Ayrıca Mâide 39. ayette hırsızlık yapmış kişinin tevbesinin kabul edileceği müjdesi, eli kesilmiş kişilerin de toplumda eski bir hırsız olarak hor görülmesinin önüne set çekmektedir. Bir kişi yanlış yaparak seriqa suçundan hüküm giymiş ve elini kaybetmiş olabilir. Ancak bu durum onun Allah katında affedilmediğini ve ölene kadar bu suçun damgasını taşıyacağını göstermez. Bu kişi tevbe etmiş ve tam bir mümin olmuş olabilir. Nitekim bu durumun Nebîmiz döneminden bir örneğini ileride göreceğiz.

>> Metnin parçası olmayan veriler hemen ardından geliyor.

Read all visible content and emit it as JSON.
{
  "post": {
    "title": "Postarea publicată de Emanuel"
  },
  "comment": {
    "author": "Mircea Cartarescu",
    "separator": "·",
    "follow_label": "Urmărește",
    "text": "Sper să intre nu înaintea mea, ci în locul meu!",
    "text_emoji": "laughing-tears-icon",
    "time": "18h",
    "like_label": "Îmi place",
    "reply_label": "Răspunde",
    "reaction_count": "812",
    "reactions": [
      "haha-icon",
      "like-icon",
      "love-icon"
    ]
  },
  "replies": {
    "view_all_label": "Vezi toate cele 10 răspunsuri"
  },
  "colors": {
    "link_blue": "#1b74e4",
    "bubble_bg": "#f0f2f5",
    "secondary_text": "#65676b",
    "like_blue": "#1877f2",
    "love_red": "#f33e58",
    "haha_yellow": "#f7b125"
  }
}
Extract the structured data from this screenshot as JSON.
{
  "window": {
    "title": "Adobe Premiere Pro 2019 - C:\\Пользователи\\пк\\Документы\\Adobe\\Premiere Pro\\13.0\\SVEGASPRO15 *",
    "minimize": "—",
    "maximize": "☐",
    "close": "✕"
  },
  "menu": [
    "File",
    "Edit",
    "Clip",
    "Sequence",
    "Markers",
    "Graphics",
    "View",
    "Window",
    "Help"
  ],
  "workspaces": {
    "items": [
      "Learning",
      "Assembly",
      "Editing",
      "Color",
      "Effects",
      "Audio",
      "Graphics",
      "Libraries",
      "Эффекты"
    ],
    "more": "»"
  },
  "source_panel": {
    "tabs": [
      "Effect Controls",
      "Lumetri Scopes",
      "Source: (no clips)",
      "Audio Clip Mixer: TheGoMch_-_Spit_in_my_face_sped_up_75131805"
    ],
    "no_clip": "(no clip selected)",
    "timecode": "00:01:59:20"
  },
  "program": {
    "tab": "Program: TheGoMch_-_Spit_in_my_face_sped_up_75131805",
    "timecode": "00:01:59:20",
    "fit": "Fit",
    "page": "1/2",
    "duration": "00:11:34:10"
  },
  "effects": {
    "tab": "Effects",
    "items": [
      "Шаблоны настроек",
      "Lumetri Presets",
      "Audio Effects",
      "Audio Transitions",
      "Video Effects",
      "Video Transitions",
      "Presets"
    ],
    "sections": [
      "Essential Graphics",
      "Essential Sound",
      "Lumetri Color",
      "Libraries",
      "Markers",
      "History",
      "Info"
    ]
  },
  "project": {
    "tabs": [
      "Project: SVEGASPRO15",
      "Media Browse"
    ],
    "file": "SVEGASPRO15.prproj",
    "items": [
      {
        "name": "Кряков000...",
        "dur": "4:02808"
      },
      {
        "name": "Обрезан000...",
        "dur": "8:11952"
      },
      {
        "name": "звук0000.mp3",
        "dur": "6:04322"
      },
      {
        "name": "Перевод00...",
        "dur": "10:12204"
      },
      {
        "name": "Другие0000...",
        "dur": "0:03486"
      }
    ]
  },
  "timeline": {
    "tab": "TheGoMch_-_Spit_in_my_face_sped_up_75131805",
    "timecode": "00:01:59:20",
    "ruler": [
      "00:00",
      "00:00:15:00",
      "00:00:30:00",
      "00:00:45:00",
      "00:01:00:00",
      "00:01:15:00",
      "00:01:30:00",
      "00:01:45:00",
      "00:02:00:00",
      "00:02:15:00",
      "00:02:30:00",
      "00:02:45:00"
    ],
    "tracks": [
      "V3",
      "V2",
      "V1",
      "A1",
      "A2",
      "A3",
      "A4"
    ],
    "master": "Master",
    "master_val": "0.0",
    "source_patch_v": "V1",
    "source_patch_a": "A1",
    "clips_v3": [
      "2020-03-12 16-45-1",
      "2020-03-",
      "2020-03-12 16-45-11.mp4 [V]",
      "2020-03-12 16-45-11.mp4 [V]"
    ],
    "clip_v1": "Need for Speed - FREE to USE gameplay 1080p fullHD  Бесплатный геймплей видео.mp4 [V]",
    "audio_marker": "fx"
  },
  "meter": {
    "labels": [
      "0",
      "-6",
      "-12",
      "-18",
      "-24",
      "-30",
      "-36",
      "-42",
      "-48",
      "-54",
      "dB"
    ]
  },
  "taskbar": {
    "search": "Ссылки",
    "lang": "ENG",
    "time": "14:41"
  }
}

Yine bir takım çevreler Kur’an’da Allah’ın merhametinde bir sınır olmadığının sürekli vurgulandığını, böyle bir kitabın el kesme cezasını emretmeyeceğini dile getirmektedirler. Her şeyden önce bu söylem Allah’ın el kesme hükmünü içeren açık ayetlerini inkar etmek anlamına gelir. Ayrıca Allah’ın merhametli olması suçluları cezasız bırakacağı anlamını da taşımaz. Ayetlerde gördüğümüz gibi Allah, hüküm giyip eli kesilmiş bir kişiyi bile affedeceğini bildirmektedir. Bu durum kişinin yaptığının yanına kalmasını gerektirmez.
Ayrıca bu tür söylemleri dile getirenlerin konuyu sadece suçlunun tarafından değerlendirdiklerinin farkında olup olmadıklarını sormak gerekir. Seriqa suçu sadece malı çalınan kişiye değil, tüm topluma karşı işlenmiş bir suçtur. Bu suçun yaygın olduğu bir toplumda huzur ve güvenden, mülkiyet hakkından ve dolayısıyla gelişmeden bahsedilmesi mümkün değildir. Topluma böylesine büyük darbe vuran kişilerin yaptıklarının dengiyle cezalandırılmaları gerekir ki o da Rabbimizin emrettiği cezadır.